BEST MODE FOR CARRYING OUT THE INVENTION The present invention relates to an immunoassay for a trace component, which is carried out based on a change in turbidity or a change in scattered light intensity caused by an antigen-antibody reaction, and an antibody (or The invention of the above-mentioned measuring method, characterized in that an antigen (or antibody) previously modified with biotin is used as an antigen (or antibody) against (antigen), and the measurement is carried out in the presence of avidin or streptavidin.

The present invention also combines a reagent containing an antigen (or antibody), which is pre-modified with biotin, with respect to the antibody (or antigen) to be measured, and a reagent containing avidin or streptavidin. It is an invention of a reagent composition for immunological measurement, which is formed together.
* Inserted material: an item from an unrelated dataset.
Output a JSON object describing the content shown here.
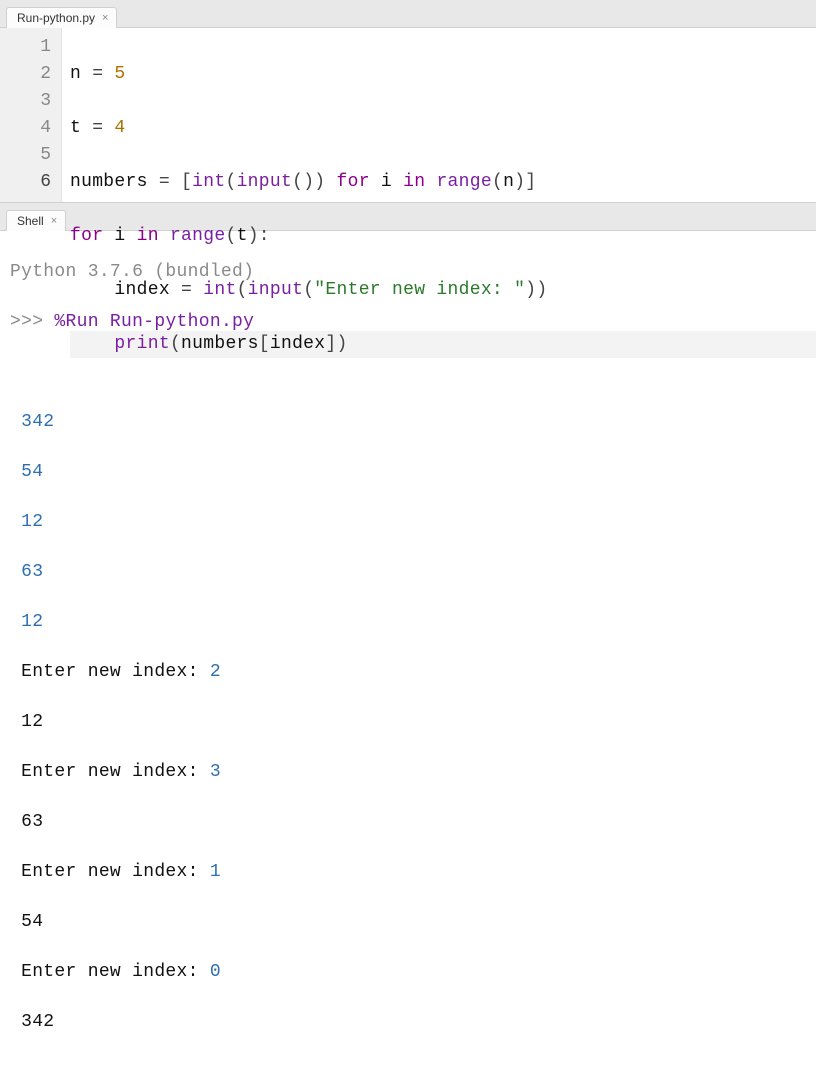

That is, the inventors of the present invention have earnestly studied to find a method for increasing the measurement sensitivity of a component to be measured in a low concentration range without causing a measurement error due to the influence of a coexisting substance or a nonspecific reaction. As a result, the antigen (or antibody) to be added to the measurement reagent for the antibody (or antigen) to be measured
In advance with biotin, and by performing the desired measurement in the presence of avidin or streptavidin,
The inventors have found that a calibration curve with high reaction sensitivity and good linearity can be obtained even in a low concentration range, and have completed the present invention.
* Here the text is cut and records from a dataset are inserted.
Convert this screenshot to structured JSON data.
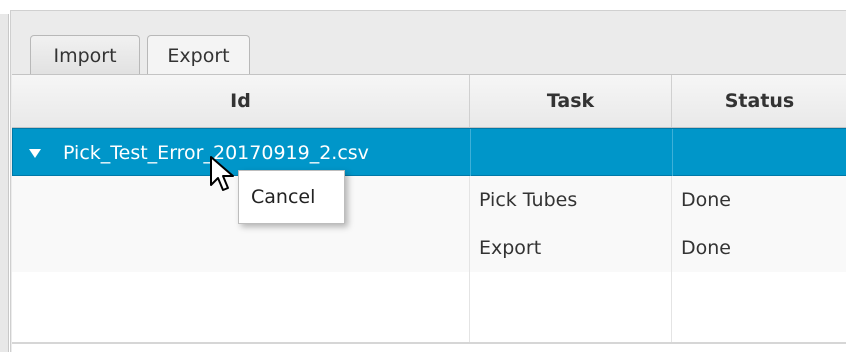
{
  "tabs": [
    {
      "label": "Import",
      "selected": false
    },
    {
      "label": "Export",
      "selected": true
    }
  ],
  "table": {
    "columns": [
      "Id",
      "Task",
      "Status"
    ],
    "rows": [
      {
        "id": "Pick_Test_Error_20170919_2.csv",
        "task": "",
        "status": "",
        "selected": true,
        "expanded": true
      },
      {
        "id": "",
        "task": "Pick Tubes",
        "status": "Done"
      },
      {
        "id": "",
        "task": "Export",
        "status": "Done"
      },
      {
        "id": "",
        "task": "",
        "status": ""
      }
    ]
  },
  "context_menu": {
    "items": [
      "Cancel"
    ]
  },
  "colors": {
    "selection": "#0096c9",
    "header_bg": "#efefef"
  },
  "icons": {
    "disclosure": "triangle-down-icon",
    "cursor": "mouse-pointer-icon"
  }
}
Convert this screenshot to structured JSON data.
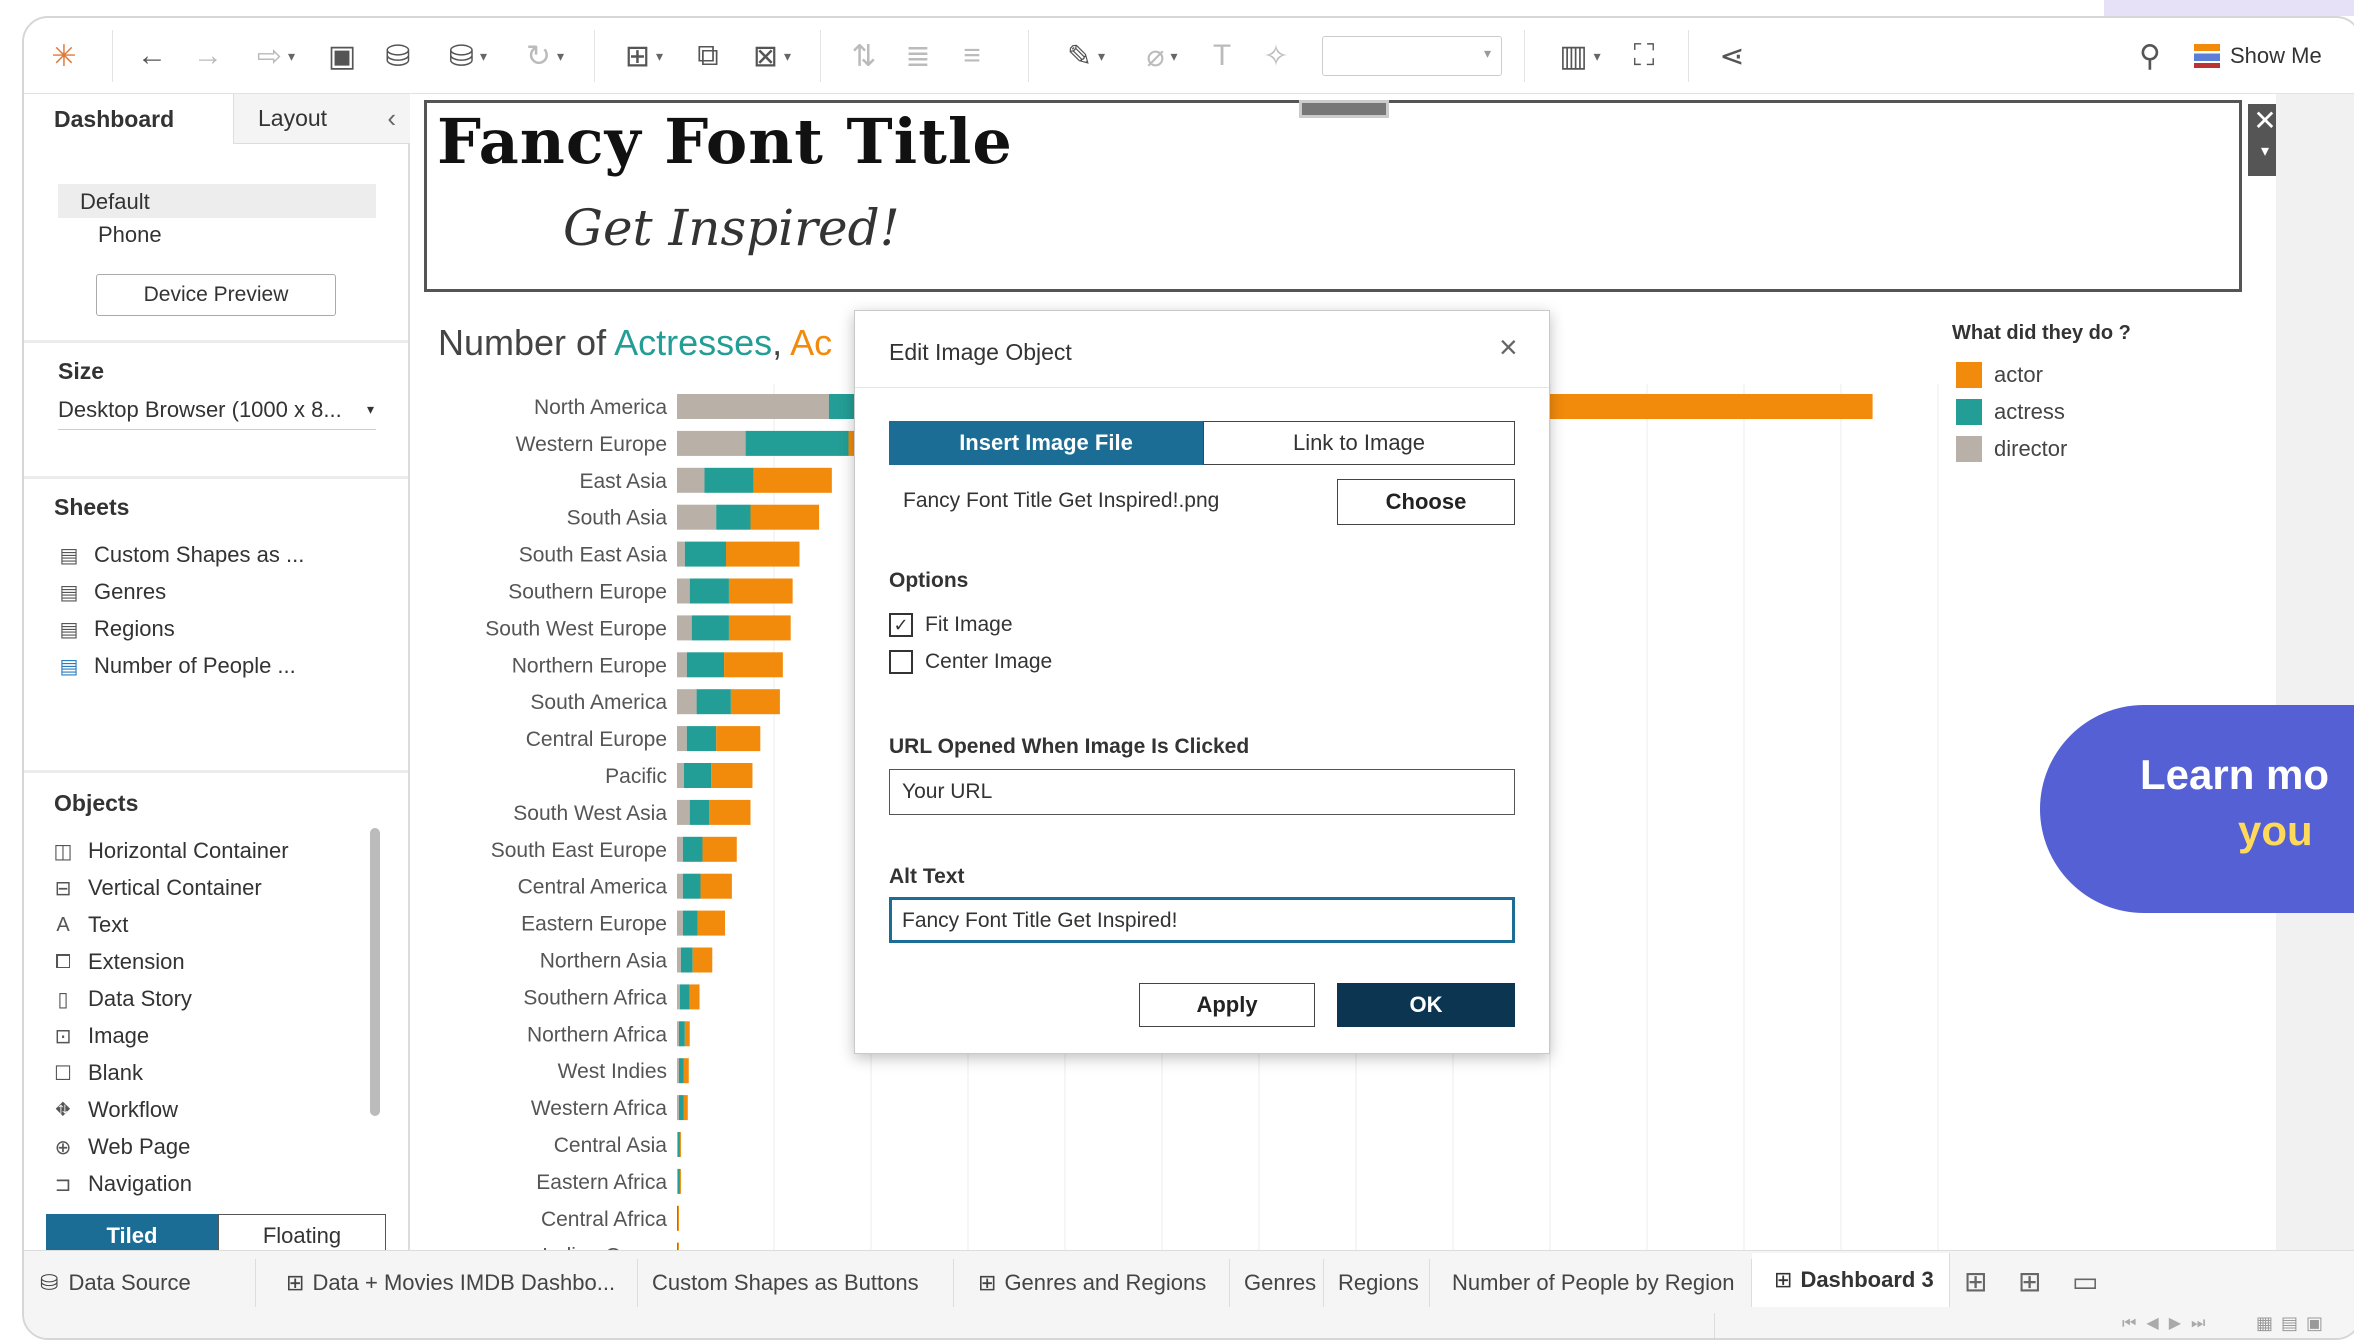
{
  "toolbar": {
    "show_me": "Show Me"
  },
  "left_panel": {
    "tabs": [
      "Dashboard",
      "Layout"
    ],
    "device_options": [
      "Default",
      "Phone"
    ],
    "device_preview_btn": "Device Preview",
    "size_label": "Size",
    "size_value": "Desktop Browser (1000 x 8...",
    "sheets_label": "Sheets",
    "sheets": [
      "Custom Shapes as ...",
      "Genres",
      "Regions",
      "Number of People ..."
    ],
    "objects_label": "Objects",
    "objects": [
      "Horizontal Container",
      "Vertical Container",
      "Text",
      "Extension",
      "Data Story",
      "Image",
      "Blank",
      "Workflow",
      "Web Page",
      "Navigation"
    ],
    "tiled": "Tiled",
    "floating": "Floating"
  },
  "canvas": {
    "title": "Fancy Font Title",
    "subtitle": "Get Inspired!",
    "chart_title_prefix": "Number of ",
    "chart_title_actresses": "Actresses",
    "chart_title_sep": ", ",
    "chart_title_actors": "Ac"
  },
  "legend": {
    "title": "What did they do ?",
    "items": [
      {
        "label": "actor",
        "color": "#f28b0c"
      },
      {
        "label": "actress",
        "color": "#239e96"
      },
      {
        "label": "director",
        "color": "#b9b0a8"
      }
    ]
  },
  "chart_data": {
    "type": "bar",
    "orientation": "horizontal-stacked",
    "categories": [
      "North America",
      "Western Europe",
      "East Asia",
      "South Asia",
      "South East Asia",
      "Southern Europe",
      "South West Europe",
      "Northern Europe",
      "South America",
      "Central Europe",
      "Pacific",
      "South West Asia",
      "South East Europe",
      "Central America",
      "Eastern Europe",
      "Northern Asia",
      "Southern Africa",
      "Northern Africa",
      "West Indies",
      "Western Africa",
      "Central Asia",
      "Eastern Africa",
      "Central Africa",
      "Indian Ocean"
    ],
    "series": [
      {
        "name": "director",
        "color": "#b9b0a8",
        "values": [
          155,
          70,
          28,
          40,
          8,
          13,
          15,
          10,
          20,
          10,
          7,
          13,
          6,
          6,
          6,
          4,
          3,
          2,
          2,
          2,
          1,
          1,
          0,
          0
        ]
      },
      {
        "name": "actress",
        "color": "#239e96",
        "values": [
          45,
          105,
          50,
          35,
          42,
          40,
          38,
          38,
          35,
          30,
          28,
          20,
          20,
          18,
          15,
          12,
          10,
          6,
          5,
          5,
          2,
          2,
          1,
          1
        ]
      },
      {
        "name": "actor",
        "color": "#f28b0c",
        "values": [
          1020,
          90,
          80,
          70,
          75,
          65,
          63,
          60,
          50,
          45,
          42,
          42,
          35,
          32,
          28,
          20,
          10,
          5,
          5,
          4,
          1,
          1,
          1,
          1
        ]
      }
    ]
  },
  "dialog": {
    "title": "Edit Image Object",
    "tab_insert": "Insert Image File",
    "tab_link": "Link to Image",
    "file_name": "Fancy Font Title Get Inspired!.png",
    "choose": "Choose",
    "options_label": "Options",
    "fit_image": "Fit Image",
    "center_image": "Center Image",
    "url_label": "URL Opened When Image Is Clicked",
    "url_value": "Your URL",
    "alt_label": "Alt Text",
    "alt_value": "Fancy Font Title Get Inspired!",
    "apply": "Apply",
    "ok": "OK"
  },
  "bottom_tabs": [
    "Data Source",
    "Data + Movies IMDB Dashbo...",
    "Custom Shapes as Buttons",
    "Genres and Regions",
    "Genres",
    "Regions",
    "Number of People by Region",
    "Dashboard 3"
  ],
  "promo": {
    "line1": "Learn mo",
    "line2": "you"
  }
}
The avidin-biotin reaction has high specificity,
Since the binding force is strong, it is used in the enzyme immunoassay or the radioimmunoassay when binding the solid phase to the antigen-antibody reaction product or the binding of the antibody or the like to the labeled product, or In the latex turbidimetric method and carrier agglutination method, it is used for binding a carrier and an antigen (or antibody). However, there is no example in which an avidin / biotin reaction is used in combination when performing an immunoturbidimetric method or an immunonephelometric method using an antigen-antibody reaction,
It was quite surprising that the combined use of the avidin / biotin reaction markedly increased the measurement sensitivity in the case where the amount of the component to be measured in the sample was small (that is, in the low concentration range).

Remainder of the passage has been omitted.